At the same time, manufacturers of brand drugs and biologics can prevent generic or biosimilar competition by increasing the size of the rebates they pay for a drug or group of drugs, and condition the payment of those rebates on maintaining their exclusive formulary position. This makes it easier for PBMs and insurers to collect bigger rebates on already-existing sales volume than it is to lower drug spending by using lower costs drugs.
Excluding rival drugs with “rebate walls” or “bundled rebates” distorts our free market system, discourages generic competition and biosimilar adoption, and causes patients to pay more out of pocket.
Optum Expands Point-of-Sale Discounts
Even before the proposed rule goes into effect, one large PBM is already making changes – and they go beyond Medicare clients. OptumRx, owned by UnitedHealthcare, announced March 12, that it is expanding “consumer point-of-sale prescription drug discount programs,” launched Jan. 1 in a limited way, “to apply to all new employer-sponsored plans.”
According to the an Optum press release:
Just two months into the year, the existing program has already lowered prescription drug costs for consumers by an average of $130 per eligible prescription. UnitedHealthcare data analytics demonstrate that when consumers do not have a deductible or large out-of-pocket cost, medication adherence improves by between 4 and 16 percent depending on plan design, contributing to better health and reducing total health care costs for clients and the health system overall.
The shift to discounts at the point of sale, rather than rebates afterwards, will almost certainly mean higher premiums. But Optum reports “modest increases” in premiums, in the low single digits. A blog entry by Holly Campbell of PhRMAlast month said that under the proposed HHS rebate rule, premiums would rise only by $3 to $6 per month.
“Experts,” she writes, “estimate less than one-third of beneficiaries would actually experience this increase. And savings at the pharmacy counter would more than offset premium increases for many beneficiaries. For example, a patient with diabetes taking five medicines, including insulin, could save nearly $900 a year.”
The writing is on the wall – or at any rate, in the Federal Register. The opaque system of rebates is almost certainly coming to an end. If HHS is correct – and it seems to be – the beneficiaries will be America’s consumers.
Coda: Spread Pricing
Sens. Grassley and Wyden on Tuesday took another step that threatens the power of PBMs. They asked the HHS Inspector General to investigate a practice called “spread pricing.”
As Wyden said,
PBMs are paying one set price to pharmacies for a particular drug, but they’re turning around and charging Medicaid and other health-care payers far more for that same prescription,” Wyden said in his opening remarks at a hearing Tuesday. “If there are changes that can be made to clamp down on this exploitation of Medicaid, I hope the committee will consider it. In my view, it’s as clear a middleman ripoff as you’re going to find.”
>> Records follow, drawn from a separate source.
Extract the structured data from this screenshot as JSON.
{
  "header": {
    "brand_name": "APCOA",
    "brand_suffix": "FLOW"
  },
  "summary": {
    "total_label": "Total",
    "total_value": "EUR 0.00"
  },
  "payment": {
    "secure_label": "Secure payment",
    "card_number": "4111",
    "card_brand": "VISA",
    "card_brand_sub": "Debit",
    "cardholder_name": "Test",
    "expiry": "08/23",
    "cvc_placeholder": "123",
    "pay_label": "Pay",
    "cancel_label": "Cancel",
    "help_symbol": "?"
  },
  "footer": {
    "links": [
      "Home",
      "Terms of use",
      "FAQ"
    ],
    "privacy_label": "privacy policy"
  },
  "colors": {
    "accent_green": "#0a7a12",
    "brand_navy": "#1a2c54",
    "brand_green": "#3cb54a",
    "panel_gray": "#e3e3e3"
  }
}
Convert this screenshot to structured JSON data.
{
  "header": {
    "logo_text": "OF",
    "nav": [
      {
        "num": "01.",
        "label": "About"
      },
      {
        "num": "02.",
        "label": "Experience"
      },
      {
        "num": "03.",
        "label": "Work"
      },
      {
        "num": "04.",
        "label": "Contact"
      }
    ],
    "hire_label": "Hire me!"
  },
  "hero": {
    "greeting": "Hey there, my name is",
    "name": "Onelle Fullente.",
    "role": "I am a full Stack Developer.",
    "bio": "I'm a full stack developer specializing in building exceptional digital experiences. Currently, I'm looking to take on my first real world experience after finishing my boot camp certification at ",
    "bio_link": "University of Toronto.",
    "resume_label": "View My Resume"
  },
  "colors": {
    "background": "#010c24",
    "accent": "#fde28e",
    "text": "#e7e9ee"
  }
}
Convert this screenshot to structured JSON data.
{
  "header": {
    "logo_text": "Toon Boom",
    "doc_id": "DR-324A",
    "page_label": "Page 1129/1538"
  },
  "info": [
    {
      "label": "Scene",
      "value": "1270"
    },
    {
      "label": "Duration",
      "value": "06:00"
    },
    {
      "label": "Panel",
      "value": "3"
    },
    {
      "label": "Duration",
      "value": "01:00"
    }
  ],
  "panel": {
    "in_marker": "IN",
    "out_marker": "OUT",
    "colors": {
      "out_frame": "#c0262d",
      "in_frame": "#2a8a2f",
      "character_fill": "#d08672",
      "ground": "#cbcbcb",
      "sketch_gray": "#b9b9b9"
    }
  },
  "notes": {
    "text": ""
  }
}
Bloomberg News has been doing its own investigation for months, and most of the action, up to now, has been in the states, with legislation in Arkansas, Louisiana, Montana, New York, Virginia, and more. Robert Langreth, David Ingold, and Jackie Gu of Bloomberg found, for example, that wholesalers charge less than $20 for a month’s worth of the heartburn drug Nexium, but, thanks to spread pricing, Medicaid plans in Arizona, Georgia, Kentucky, Nevada, and Ohio were paying $130.
Intense scrutiny of drug middlemen is not going away.